Federal appeals court rules in favor of drugmakers in drug-label preemption case

[Source: Health and Life Sciences Law Daily, April 9, 2008 - AHLA]

The Legal Intelligencer (4/9, Duffy) reports that in a 2-to-1 decision (pdf) issued Tuesday, the 3rd U.S. Circuit Court of Appeals in Philadelphia, Pa., "ruled that the makers of Paxil (paroxetine) and Zoloft (sertraline) cannot be sued for failing to warn of a risk of suicide because the Food & Drug Administration (FDA) has explicitly refused to order such warnings." In the opinion, Judge Dolores K. Sloviter, writing for the majority, "said the FDA has 'actively monitored' the possible risk of suicide from taking the class of antidepressant drugs known as selective serotonin re-uptake inhibitors, or SSRIs, for two decades, and concluded that the suicide warnings demanded by plaintiffs 'are without scientific basis and would therefore be false and misleading.'"

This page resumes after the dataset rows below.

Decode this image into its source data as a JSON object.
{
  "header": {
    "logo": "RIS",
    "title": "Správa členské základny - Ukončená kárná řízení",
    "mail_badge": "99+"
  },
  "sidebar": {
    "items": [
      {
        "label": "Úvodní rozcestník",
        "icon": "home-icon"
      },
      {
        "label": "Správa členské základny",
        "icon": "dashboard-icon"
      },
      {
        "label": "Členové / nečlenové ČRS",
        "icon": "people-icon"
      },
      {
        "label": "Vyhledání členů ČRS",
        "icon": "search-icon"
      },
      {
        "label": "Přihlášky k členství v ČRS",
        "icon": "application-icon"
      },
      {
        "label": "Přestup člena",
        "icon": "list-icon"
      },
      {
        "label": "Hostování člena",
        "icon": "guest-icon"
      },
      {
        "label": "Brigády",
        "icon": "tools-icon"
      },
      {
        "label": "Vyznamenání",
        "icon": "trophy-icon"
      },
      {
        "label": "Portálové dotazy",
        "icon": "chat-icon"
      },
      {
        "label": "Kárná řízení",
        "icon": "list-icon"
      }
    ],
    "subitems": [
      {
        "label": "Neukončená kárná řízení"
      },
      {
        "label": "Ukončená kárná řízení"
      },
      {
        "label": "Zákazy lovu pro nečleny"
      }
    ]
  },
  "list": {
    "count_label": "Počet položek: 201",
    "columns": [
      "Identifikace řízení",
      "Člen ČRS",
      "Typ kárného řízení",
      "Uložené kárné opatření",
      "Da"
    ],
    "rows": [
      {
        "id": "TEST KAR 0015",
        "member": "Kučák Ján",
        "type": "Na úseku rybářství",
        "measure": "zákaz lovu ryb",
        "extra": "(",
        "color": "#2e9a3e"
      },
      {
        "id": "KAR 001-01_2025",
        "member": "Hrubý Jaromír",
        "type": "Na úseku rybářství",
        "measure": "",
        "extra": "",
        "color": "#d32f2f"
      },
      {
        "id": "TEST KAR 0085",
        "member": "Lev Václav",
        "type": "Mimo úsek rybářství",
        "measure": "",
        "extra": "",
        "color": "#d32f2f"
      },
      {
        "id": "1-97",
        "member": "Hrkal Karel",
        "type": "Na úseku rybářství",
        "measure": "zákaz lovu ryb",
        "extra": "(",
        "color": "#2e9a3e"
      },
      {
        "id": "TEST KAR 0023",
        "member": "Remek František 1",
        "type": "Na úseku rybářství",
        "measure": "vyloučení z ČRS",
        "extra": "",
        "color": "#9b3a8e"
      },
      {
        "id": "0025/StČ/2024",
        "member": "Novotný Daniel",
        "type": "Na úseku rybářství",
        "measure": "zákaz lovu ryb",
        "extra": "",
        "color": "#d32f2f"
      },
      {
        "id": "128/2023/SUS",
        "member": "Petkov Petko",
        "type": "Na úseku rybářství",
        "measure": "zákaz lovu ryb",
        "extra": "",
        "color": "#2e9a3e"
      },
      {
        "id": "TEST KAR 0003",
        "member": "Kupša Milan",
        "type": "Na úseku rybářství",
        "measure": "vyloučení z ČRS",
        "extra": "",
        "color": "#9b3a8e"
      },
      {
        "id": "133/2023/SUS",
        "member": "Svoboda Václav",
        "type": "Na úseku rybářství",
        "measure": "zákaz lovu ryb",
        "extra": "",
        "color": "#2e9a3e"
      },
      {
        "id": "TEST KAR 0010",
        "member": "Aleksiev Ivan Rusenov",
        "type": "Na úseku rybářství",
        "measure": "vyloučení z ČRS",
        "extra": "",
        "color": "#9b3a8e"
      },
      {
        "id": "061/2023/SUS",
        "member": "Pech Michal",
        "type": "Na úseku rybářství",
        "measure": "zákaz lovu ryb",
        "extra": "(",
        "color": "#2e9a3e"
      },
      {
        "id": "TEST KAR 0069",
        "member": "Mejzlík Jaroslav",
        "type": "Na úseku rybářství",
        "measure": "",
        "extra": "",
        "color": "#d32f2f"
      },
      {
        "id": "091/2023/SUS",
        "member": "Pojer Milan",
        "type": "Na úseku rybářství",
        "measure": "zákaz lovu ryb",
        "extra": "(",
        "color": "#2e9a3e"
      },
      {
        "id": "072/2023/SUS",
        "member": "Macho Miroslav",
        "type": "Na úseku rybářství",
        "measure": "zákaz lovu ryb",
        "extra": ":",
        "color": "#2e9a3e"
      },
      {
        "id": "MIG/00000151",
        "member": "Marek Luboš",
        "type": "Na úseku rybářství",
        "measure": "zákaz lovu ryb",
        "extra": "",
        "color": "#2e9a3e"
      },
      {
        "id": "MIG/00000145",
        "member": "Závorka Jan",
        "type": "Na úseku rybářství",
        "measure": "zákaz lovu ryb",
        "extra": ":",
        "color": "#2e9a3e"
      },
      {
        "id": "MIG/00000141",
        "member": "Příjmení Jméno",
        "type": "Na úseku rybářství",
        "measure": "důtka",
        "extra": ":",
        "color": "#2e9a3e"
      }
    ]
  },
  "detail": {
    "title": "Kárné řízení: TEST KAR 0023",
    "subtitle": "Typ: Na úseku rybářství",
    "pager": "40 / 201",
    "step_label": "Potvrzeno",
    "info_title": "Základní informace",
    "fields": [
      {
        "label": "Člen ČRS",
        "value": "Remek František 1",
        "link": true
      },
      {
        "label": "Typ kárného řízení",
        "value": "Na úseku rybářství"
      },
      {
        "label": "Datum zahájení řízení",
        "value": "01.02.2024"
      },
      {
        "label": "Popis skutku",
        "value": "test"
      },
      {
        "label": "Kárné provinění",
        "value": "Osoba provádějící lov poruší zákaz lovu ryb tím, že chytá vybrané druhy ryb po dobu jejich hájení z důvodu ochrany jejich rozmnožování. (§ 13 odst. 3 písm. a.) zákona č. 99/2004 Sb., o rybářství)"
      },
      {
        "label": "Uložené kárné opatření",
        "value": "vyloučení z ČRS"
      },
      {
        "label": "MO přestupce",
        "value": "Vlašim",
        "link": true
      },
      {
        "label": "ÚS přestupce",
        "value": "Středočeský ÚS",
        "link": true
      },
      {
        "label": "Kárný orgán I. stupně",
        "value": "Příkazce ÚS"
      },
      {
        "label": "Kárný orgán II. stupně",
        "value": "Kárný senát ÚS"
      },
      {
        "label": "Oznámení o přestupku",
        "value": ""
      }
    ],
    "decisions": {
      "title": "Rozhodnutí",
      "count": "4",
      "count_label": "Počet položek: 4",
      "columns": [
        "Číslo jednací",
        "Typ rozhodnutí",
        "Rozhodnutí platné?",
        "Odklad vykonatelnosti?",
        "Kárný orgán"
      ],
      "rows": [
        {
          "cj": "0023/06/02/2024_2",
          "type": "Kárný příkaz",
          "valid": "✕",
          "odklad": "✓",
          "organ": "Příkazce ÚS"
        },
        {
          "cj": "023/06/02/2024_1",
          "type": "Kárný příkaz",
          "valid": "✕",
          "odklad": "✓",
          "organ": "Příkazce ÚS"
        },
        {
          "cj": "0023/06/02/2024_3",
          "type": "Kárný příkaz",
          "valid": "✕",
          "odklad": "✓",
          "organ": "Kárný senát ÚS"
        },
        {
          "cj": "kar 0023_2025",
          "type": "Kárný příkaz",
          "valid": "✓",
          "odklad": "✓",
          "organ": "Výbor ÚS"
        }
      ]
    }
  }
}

"While narrowly written, the decision was a clear victory for drugmakers and Bush administration officials," who argue that scientists at the FDA, "not lay juries," should decide drug-labels information, the Philadelphia Inquirer (4/9, Stark) adds. However, "[l]awyers for the plaintiffs countered that the FDA was outgunned and poorly funded at best and that lawsuits represented an important check on the system and a last attempt for injured victims to get redress." Writing in dissent, "Judge Thomas L. Ambro argued that for 75 years, the FDA has viewed state suits 'as complementary to its warning regulations. Only for the last two years has it claimed otherwise.'" The Inquirer notes that the "issue could come to a head in October, when the U.S. Supreme Court is scheduled to hear Wyeth v. Levine, another dispute over the adequacy of a drug label." Some legal experts say the "case could determine the scope of future pharmaceutical litigation unless Congress intervened."